Government vs Crypto
Until April 2017, the government was mute about cryptocurrencies. In April 2017, they formed an Inter-Disciplinary Committee comprising of nine members including representatives of RBI, SBI, NITI Aayog and Department of Financial Services. The panel examined the existing framework on digital/cryptocurrencies both in India and globally and came up with regulations and measures on issues relating to consumer protection, money laundering etc. The main concern of the government is money laundering, terror financing, consumer protection and in general, the lack of government control over this tender. Another issue is that, even if new regulations are made, enforcing them is a challenge. The interdisciplinary committee in its report stated that cryptocurrencies are neither coins nor currencies and that it is better for consumers to stop dealing with them, thereby they asked respective governmental agencies to protect customers and take necessary action.
Not long after that, in December 2017, the finance department said, “Consumers need to be alert and extremely cautious as to avoid getting trapped in such Ponzi schemes. VCs are stored in digital/electronic format, making them vulnerable to hacking, loss of password, malware attack etc. which may also result in permanent loss of money. As transactions of VCs are encrypted they are also likely being used to carry out illegal/subversive activities, such as terror-funding, smuggling, drug trafficking, and other money-laundering Acts”.
Bitcoin and other cryptocurrencies belong to an uncharted territory, neither legal nor illegal. The statement further elaborated that cryptocurrencies do not have any intrinsic value and is not backed by any government, hence the price of such currencies are purely speculative and vulnerable to high volatility exposing investors, especially retail consumers to losing their hard-earned money. The government has always been suspicious about cryptocurrencies. The Income Tax department had issued notices to around 500K HNIs (high net-worth individuals) trading in Bitcoin, but this is the first time that cryptocurrencies have been compared to a Ponzi scheme within India. Finance minister Arun Jaitley in his budget speech on February 1, 2018, also warned about the risks involved, that the government is aware of it, and that it is in the process of making regulations.

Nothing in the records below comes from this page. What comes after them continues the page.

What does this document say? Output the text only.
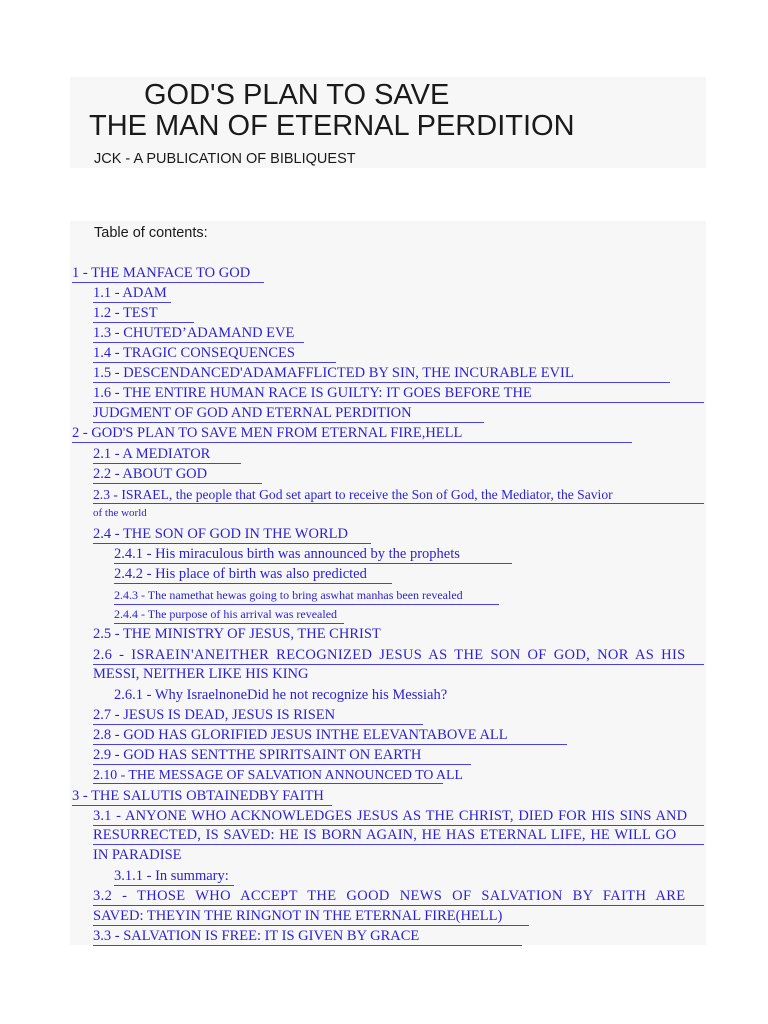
GOD'S PLAN TO SAVE
THE MAN OF ETERNAL PERDITION
JCK - A PUBLICATION OF BIBLIQUEST
Table of contents:
1 - THE MANFACE TO GOD
1.1 - ADAM
1.2 - TEST
1.3 - CHUTED’ADAMAND EVE
1.4 - TRAGIC CONSEQUENCES
1.5 - DESCENDANCED'ADAMAFFLICTED BY SIN, THE INCURABLE EVIL
1.6 - THE ENTIRE HUMAN RACE IS GUILTY: IT GOES BEFORE THE
JUDGMENT OF GOD AND ETERNAL PERDITION
2 - GOD'S PLAN TO SAVE MEN FROM ETERNAL FIRE,HELL
2.1 - A MEDIATOR
2.2 - ABOUT GOD
2.3 - ISRAEL, the people that God set apart to receive the Son of God, the Mediator, the Savior
of the world
2.4 - THE SON OF GOD IN THE WORLD
2.4.1 - His miraculous birth was announced by the prophets
2.4.2 - His place of birth was also predicted
2.4.3 - The namethat hewas going to bring aswhat manhas been revealed
2.4.4 - The purpose of his arrival was revealed
2.5 - THE MINISTRY OF JESUS, THE CHRIST
2.6 - ISRAEIN'ANEITHER RECOGNIZED JESUS AS THE SON OF GOD, NOR AS HIS
MESSI, NEITHER LIKE HIS KING
2.6.1 - Why IsraelnoneDid he not recognize his Messiah?
2.7 - JESUS IS DEAD, JESUS IS RISEN
2.8 - GOD HAS GLORIFIED JESUS INTHE ELEVANTABOVE ALL
2.9 - GOD HAS SENTTHE SPIRITSAINT ON EARTH
2.10 - THE MESSAGE OF SALVATION ANNOUNCED TO ALL
3 - THE SALUTIS OBTAINEDBY FAITH
3.1 - ANYONE WHO ACKNOWLEDGES JESUS AS THE CHRIST, DIED FOR HIS SINS AND
RESURRECTED, IS SAVED: HE IS BORN AGAIN, HE HAS ETERNAL LIFE, HE WILL GO
IN PARADISE
3.1.1 - In summary:
3.2 - THOSE WHO ACCEPT THE GOOD NEWS OF SALVATION BY FAITH ARE
SAVED: THEYIN THE RINGNOT IN THE ETERNAL FIRE(HELL)
3.3 - SALVATION IS FREE: IT IS GIVEN BY GRACE
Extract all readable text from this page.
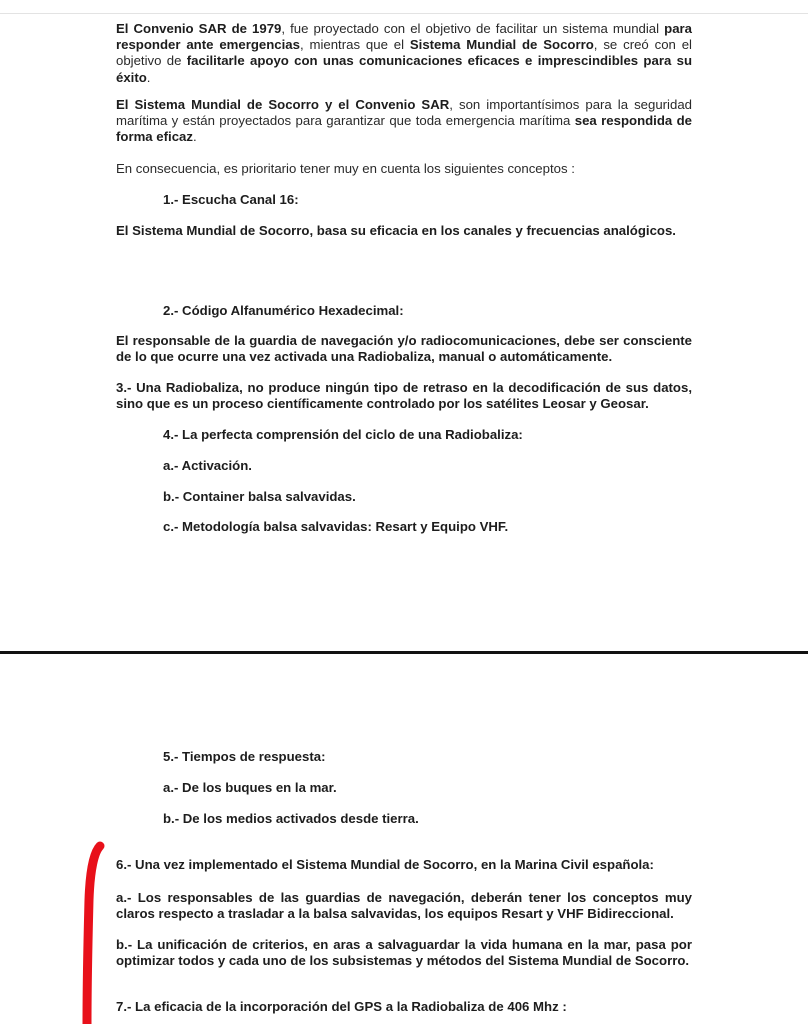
El Convenio SAR de 1979, fue proyectado con el objetivo de facilitar un sistema mundial para responder ante emergencias, mientras que el Sistema Mundial de Socorro, se creó con el objetivo de facilitarle apoyo con unas comunicaciones eficaces e imprescindibles para su éxito.

El Sistema Mundial de Socorro y el Convenio SAR, son importantísimos para la seguridad marítima y están proyectados para garantizar que toda emergencia marítima sea respondida de forma eficaz.

En consecuencia, es prioritario tener muy en cuenta los siguientes conceptos :

1.- Escucha Canal 16:

El Sistema Mundial de Socorro, basa su eficacia en los canales y frecuencias analógicos.

2.- Código Alfanumérico Hexadecimal:

El responsable de la guardia de navegación y/o radiocomunicaciones, debe ser consciente de lo que ocurre una vez activada una Radiobaliza, manual o automáticamente.

3.- Una Radiobaliza, no produce ningún tipo de retraso en la decodificación de sus datos, sino que es un proceso científicamente controlado por los satélites Leosar y Geosar.

4.- La perfecta comprensión del ciclo de una Radiobaliza:

a.- Activación.

b.- Container balsa salvavidas.

c.- Metodología balsa salvavidas: Resart y Equipo VHF.

5.- Tiempos de respuesta:

a.- De los buques en la mar.

b.- De los medios activados desde tierra.

6.- Una vez implementado el Sistema Mundial de Socorro, en la Marina Civil española:

a.- Los responsables de las guardias de navegación, deberán tener los conceptos muy claros respecto a trasladar a la balsa salvavidas, los equipos Resart y VHF Bidireccional.

b.- La unificación de criterios, en aras a salvaguardar la vida humana en la mar, pasa por optimizar todos y cada uno de los subsistemas y métodos del Sistema Mundial de Socorro.

7.- La eficacia de la incorporación del GPS a la Radiobaliza de 406 Mhz :
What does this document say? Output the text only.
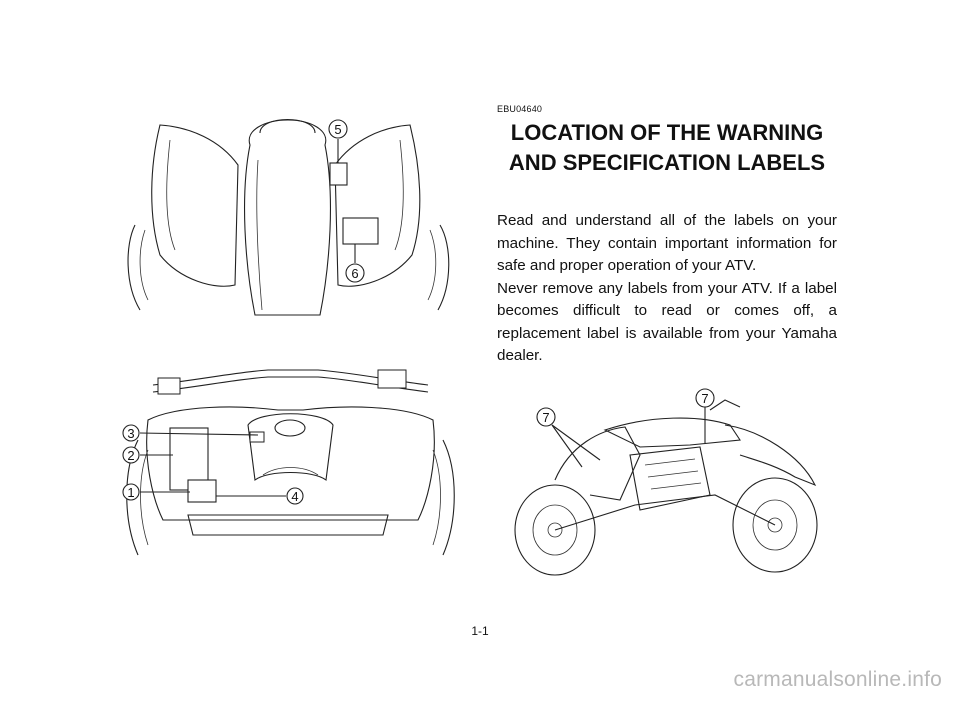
5
6
3
2
1	4
7
7
EBU04640
LOCATION OF THE WARNING
AND SPECIFICATION LABELS

Read and understand all of the labels on your machine. They contain important information for safe and proper operation of your ATV.

Never remove any labels from your ATV. If a label becomes difficult to read or comes off, a replacement label is available from your Yamaha dealer.

1-1
carmanualsonline.info
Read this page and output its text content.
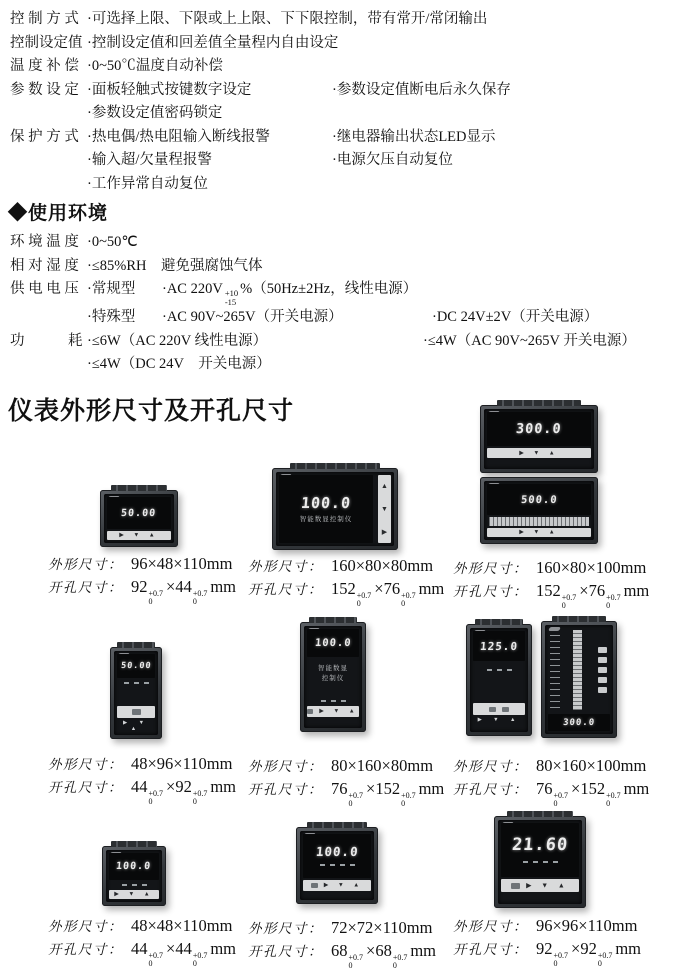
控 制 方 式 ·可选择上限、下限或上上限、下下限控制，带有常开/常闭输出
控制设定值 ·控制设定值和回差值全量程内自由设定
温 度 补 偿 ·0~50℃温度自动补偿
参 数 设 定 ·面板轻触式按键数字设定	·参数设定值断电后永久保存
·参数设定值密码锁定
保 护 方 式 ·热电偶/热电阻输入断线报警	·继电器输出状态LED显示
·输入超/欠量程报警	·电源欠压自动复位
·工作异常自动复位
◆使用环境
环 境 温 度 ·0~50℃
相 对 湿 度 ·≤85%RH　避免强腐蚀气体
供 电 电 压 ·常规型	·AC 220V +10
-15
%（50Hz±2Hz，线性电源）
·特殊型	·AC 90V~265V（开关电源）	·DC 24V±2V（开关电源）
功　　　耗 ·≤6W（AC 220V 线性电源）	·≤4W（AC 90V~265V 开关电源）
·≤4W（DC 24V　开关电源）
仪表外形尺寸及开孔尺寸
50.00
▶ ▼ ▲
100.0
智能数显控制仪
▲
▼
▶
300.0
▶ ▼ ▲
500.0
▶ ▼ ▲
外形尺寸： 96×48×110mm
开孔尺寸： 92 +0.7
0
×44 +0.7
0
mm
外形尺寸： 160×80×80mm
开孔尺寸： 152 +0.7
0
×76 +0.7
0
mm
外形尺寸： 160×80×100mm
开孔尺寸： 152 +0.7
0
×76 +0.7
0
mm
50.00
▶ ▼ ▲
100.0
智能数显
控制仪
▶ ▼ ▲
125.0
▶ ▼ ▲	300.0
外形尺寸： 48×96×110mm
开孔尺寸： 44 +0.7
0
×92 +0.7
0
mm
外形尺寸： 80×160×80mm
开孔尺寸： 76 +0.7
0
×152 +0.7
0
mm
外形尺寸： 80×160×100mm
开孔尺寸： 76 +0.7
0
×152 +0.7
0
mm
100.0
▶ ▼ ▲
100.0
▶ ▼ ▲
21.60
▶ ▼ ▲
外形尺寸： 48×48×110mm
开孔尺寸： 44 +0.7
0
×44 +0.7
0
mm
外形尺寸： 72×72×110mm
开孔尺寸： 68 +0.7
0
×68 +0.7
0
mm
外形尺寸： 96×96×110mm
开孔尺寸： 92 +0.7
0
×92 +0.7
0
mm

This year, the government did something that can be described as an all-out war against the industry. The central bank issued an order banning anyone, especially banks and companies, from dealing with cryptocurrencies. This order was issued in March and came into effect in July, effectively curbing all activities. But, exchanges were quick to adapt and most of them have adopted a P2P (peer to peer) system which effectively bypasses the banks. The crypto community has organized and challenged the order in the Supreme Court of India. The next hearing of the case is scheduled soon.
There has been an active movement in social media to put pressure on the government with a campaign in twitter and a petition in change.org being some of them. We can’t expect much from the Supreme Court as it will probably let the government decide on creating regulations and not intervene in the process. The whole approach of the Indian government towards cryptocurrencies is based on the idea that it is something that is used for all the bad reasons, rather than a futuristic technology that can change the world. The government is also worried about missing out on the crypto revolution and probably won’t roll out a complete ban.